This Is What Cheating Looks Like Around The World

by Olivia Gatwood

Americans LOVE to talk about infidelity. Whether it’s a billion-dollar movie about a woman who is “tempted” by the devil or impeaching our freaking president, cheating is a huge deal in this country. In a masochistic way, we kind of love it. Americans also love to think that the entire world lives the same way we do. Hence the reason that we place our fast-food chains in many historical sights around the world and are super shocked at the idea of free healthcare. Well, news flash, Earth is a heavily-populated and diverse planet and the good ‘ol USA only makes up a teeny-tiny part of it. So, what is cheating around the world like?

When it comes to cheating, every country is doin’ their own thing. Not only do infidelity statistics range from place to place (Thailand comes in first with the highest number of infidelity reports), but different countries also use different names for it, like the Finnish who call it “parallel relationships”. Countries' social consequences vary and in some places, they don’t talk about sex at all. Not to mention, monogamy isn’t an obvious concept to everybody. What one person calls an "unfaithful relationship", another might call a "relationship". Yay for sex positivity! Yay for recognizing the nuances of functional love! Yay for perfectly ripe avocados! I just threw that in there because it's worth noting as something to be excited about.

1. The term “Cheating” is mostly used by Americans

In Pamela Druckerman’s book, Lust In Translation , she lists the global terms for infidelity, most of which are a lot more appealing than our “cheating”. In parts of Nigeria, the term “sexual networking” is preferred, while the French keep it self-explanatory with “simultaneous multi-partnerships”. I mean, if I could get away with telling my Spanish professor that I was merely having a “simultaneous multi-partnership” with the person’s exam next to me, I would be a 4.0 student.

2. And not everywhere defines cheating the same way

Which makes it practically impossible to gather international sex-statistics.
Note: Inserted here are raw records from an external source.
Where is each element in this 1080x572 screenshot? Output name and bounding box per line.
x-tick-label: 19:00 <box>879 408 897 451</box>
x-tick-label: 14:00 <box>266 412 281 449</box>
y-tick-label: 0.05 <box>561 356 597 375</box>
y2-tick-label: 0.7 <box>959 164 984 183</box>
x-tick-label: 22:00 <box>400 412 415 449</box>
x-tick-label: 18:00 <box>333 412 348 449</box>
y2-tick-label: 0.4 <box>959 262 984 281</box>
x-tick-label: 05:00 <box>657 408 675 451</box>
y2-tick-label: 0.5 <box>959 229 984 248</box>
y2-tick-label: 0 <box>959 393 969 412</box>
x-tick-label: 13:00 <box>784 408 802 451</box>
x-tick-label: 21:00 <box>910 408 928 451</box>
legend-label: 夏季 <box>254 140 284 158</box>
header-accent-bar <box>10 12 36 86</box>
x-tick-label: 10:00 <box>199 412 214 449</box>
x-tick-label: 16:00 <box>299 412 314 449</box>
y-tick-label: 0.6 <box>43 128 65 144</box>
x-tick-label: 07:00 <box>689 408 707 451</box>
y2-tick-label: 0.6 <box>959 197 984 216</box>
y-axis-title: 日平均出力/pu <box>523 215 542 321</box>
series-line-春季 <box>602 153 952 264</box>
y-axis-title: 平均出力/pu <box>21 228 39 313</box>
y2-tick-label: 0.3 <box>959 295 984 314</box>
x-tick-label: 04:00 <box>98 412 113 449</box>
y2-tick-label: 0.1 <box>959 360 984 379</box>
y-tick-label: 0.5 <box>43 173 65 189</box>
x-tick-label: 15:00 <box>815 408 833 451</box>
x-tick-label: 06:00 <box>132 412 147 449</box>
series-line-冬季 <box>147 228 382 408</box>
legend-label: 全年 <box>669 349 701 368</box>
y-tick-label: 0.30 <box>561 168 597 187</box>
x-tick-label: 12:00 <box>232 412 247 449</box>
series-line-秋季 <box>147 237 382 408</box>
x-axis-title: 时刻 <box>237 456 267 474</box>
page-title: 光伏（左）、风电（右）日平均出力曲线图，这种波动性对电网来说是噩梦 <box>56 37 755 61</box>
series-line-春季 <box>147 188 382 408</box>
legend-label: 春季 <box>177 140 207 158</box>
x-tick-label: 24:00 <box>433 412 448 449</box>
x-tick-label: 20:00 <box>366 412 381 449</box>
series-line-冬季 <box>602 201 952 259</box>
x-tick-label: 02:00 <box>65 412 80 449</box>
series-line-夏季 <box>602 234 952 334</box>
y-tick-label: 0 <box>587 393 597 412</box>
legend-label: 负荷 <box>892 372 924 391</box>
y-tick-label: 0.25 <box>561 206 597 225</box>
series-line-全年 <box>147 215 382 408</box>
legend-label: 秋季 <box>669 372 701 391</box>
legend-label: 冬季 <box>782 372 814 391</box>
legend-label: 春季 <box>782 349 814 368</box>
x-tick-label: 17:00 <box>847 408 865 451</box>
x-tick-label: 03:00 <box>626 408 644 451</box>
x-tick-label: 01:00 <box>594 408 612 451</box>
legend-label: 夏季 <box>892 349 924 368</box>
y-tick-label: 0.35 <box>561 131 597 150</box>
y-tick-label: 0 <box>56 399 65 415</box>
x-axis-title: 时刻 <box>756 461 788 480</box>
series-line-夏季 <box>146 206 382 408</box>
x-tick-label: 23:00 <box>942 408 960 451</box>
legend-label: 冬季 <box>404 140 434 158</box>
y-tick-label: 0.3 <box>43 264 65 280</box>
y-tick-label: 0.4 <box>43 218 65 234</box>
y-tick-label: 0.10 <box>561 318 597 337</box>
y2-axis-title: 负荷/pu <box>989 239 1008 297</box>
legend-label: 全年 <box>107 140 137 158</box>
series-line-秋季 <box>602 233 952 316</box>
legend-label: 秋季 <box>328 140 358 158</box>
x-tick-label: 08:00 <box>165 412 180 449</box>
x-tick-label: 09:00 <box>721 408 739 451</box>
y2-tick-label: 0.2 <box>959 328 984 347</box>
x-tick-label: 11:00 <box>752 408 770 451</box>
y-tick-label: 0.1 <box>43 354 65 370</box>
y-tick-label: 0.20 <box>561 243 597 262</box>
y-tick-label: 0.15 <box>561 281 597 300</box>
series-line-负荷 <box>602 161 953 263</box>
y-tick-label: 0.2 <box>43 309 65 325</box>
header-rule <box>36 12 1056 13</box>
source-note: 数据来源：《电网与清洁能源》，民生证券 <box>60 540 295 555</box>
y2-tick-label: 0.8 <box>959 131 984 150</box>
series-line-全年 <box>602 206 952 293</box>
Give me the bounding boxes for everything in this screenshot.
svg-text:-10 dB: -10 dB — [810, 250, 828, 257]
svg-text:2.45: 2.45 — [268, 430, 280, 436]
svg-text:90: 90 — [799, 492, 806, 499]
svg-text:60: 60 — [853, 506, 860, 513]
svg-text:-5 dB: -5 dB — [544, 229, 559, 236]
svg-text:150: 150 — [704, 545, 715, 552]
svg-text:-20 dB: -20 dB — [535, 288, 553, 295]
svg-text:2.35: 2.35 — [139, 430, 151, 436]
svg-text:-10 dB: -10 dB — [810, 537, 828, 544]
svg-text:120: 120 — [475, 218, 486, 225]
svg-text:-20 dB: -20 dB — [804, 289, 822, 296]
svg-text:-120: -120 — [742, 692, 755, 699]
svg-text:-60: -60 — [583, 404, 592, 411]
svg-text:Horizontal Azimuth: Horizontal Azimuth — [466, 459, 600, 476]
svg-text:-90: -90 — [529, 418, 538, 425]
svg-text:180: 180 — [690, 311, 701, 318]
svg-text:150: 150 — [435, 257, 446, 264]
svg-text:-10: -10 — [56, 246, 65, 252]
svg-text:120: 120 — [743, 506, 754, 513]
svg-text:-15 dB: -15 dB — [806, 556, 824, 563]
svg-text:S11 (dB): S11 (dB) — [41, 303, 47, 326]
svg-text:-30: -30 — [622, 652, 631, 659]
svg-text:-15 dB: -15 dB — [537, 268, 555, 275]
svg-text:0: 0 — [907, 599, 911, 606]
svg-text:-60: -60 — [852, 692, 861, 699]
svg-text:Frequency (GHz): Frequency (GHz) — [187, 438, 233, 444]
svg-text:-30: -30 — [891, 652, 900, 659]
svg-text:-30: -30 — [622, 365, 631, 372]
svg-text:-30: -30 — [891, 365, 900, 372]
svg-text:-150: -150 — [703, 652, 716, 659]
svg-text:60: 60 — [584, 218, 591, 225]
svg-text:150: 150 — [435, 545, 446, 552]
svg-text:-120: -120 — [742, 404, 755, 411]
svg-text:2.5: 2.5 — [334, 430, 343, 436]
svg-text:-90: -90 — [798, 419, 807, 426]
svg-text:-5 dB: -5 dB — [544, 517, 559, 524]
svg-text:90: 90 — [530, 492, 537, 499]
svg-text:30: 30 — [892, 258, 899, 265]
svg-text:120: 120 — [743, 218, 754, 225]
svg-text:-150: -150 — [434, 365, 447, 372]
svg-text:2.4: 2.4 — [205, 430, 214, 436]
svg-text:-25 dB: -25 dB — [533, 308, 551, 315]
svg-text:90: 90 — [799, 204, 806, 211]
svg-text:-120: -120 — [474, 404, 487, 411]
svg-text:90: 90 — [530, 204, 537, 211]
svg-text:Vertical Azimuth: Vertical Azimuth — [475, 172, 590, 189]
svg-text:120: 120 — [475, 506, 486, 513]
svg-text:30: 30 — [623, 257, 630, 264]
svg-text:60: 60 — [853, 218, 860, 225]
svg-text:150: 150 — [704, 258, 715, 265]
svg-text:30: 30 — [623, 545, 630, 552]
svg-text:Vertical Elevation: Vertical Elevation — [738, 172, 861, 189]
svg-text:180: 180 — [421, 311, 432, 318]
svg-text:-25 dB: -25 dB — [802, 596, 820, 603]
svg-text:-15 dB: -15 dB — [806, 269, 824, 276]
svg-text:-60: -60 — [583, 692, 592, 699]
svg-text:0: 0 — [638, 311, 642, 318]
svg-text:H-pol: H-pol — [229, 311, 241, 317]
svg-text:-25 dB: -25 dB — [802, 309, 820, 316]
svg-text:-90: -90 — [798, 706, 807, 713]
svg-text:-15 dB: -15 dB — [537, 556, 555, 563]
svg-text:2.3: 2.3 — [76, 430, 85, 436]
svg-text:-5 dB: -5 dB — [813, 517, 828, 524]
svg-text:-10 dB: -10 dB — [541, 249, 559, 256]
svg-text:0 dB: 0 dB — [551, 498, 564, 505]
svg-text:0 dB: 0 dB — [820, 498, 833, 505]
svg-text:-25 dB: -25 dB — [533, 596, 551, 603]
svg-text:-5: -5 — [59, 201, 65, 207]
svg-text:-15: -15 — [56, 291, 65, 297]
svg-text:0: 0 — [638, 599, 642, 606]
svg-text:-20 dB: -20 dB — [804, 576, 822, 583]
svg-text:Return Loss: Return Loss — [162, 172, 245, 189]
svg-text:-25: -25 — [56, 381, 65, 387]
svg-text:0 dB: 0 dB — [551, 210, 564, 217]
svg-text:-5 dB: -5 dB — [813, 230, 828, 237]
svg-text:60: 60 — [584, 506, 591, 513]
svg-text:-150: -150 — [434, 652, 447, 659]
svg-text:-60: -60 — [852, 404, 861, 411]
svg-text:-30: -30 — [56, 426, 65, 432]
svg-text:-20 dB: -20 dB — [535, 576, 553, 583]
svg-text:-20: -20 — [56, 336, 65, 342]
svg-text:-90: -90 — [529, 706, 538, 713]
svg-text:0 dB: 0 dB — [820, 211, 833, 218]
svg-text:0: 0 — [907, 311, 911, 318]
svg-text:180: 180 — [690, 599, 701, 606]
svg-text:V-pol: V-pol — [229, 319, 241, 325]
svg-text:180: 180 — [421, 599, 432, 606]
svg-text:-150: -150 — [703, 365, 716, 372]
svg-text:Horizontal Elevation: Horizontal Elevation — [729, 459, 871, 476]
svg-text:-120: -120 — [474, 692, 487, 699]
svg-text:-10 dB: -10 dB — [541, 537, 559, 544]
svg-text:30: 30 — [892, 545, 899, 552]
In some places, it depends on who you do it with that determines infidelity (in many countries, engaging with a sex-worker is not cheating). While in others, it depends what you do with the person—some folks believe a blowjob is just fine while others will end their marriage over a sent emoji.

3. But it’s also like, super about gender

Like everything, the standards for men and women when it comes to infidelity are worlds different. A lot of people think men cheat more than women, but the reality is, it’s just more acceptable for men to admit to it. Take the fact that there is NO derogatory word for a man who cheats but when it comes to women we’ve got: mistress, side-chick, home wrecker…the list goes on. THANKS, PATRIARCHY.

4. Infidelity is linked to money

In countries where men and women make similar amounts of money (let’s be real, we never make the SAME amount of money), reports of infidelity were much more parallel. But in countries where the financial gap between husband and wife is greater, women report cheating much less, probably because they have less social and monetary power than their husbands. Again, THANKS, PATRIARCHY.

5. In some places, it’s damn near impossible to do the research

Take Russia for example, which has essentially banned all research on sex, leaving sexologists to rely on the word of the people. While in some Muslim countries, the punishment for infidelity might be death, which makes talking freely about your sexual pursuits a huge risk.

6. In France, it's not looked down upon to have multiple relationships

The French Institute For Public Opinion recently did a survey on affairs which concluded that in America, people would rather get a divorce post-affair, whereas in France, it's perfectly fine to continue on with multiple relationships.

7. The U.S. feels really guilty about cheating, too.

The same survey showed that Americans feel a much larger sense of guilt when it comes to cheating on their partners. A pretty significant part of the population, 84 percent, view infidelity as morally wrong, while a mere 47 percent of French people surveyed look down on it.

8. Monogamy is a fairly recent and Western concept

Monogamy was implemented as a Western practice by the Christian church and prior to that, polygamy was a way more accepted route. Now, monogamy is seen as the most "normal" form of romantic interaction. This is proven by the existence of the greatest television show of all time, Cheaters.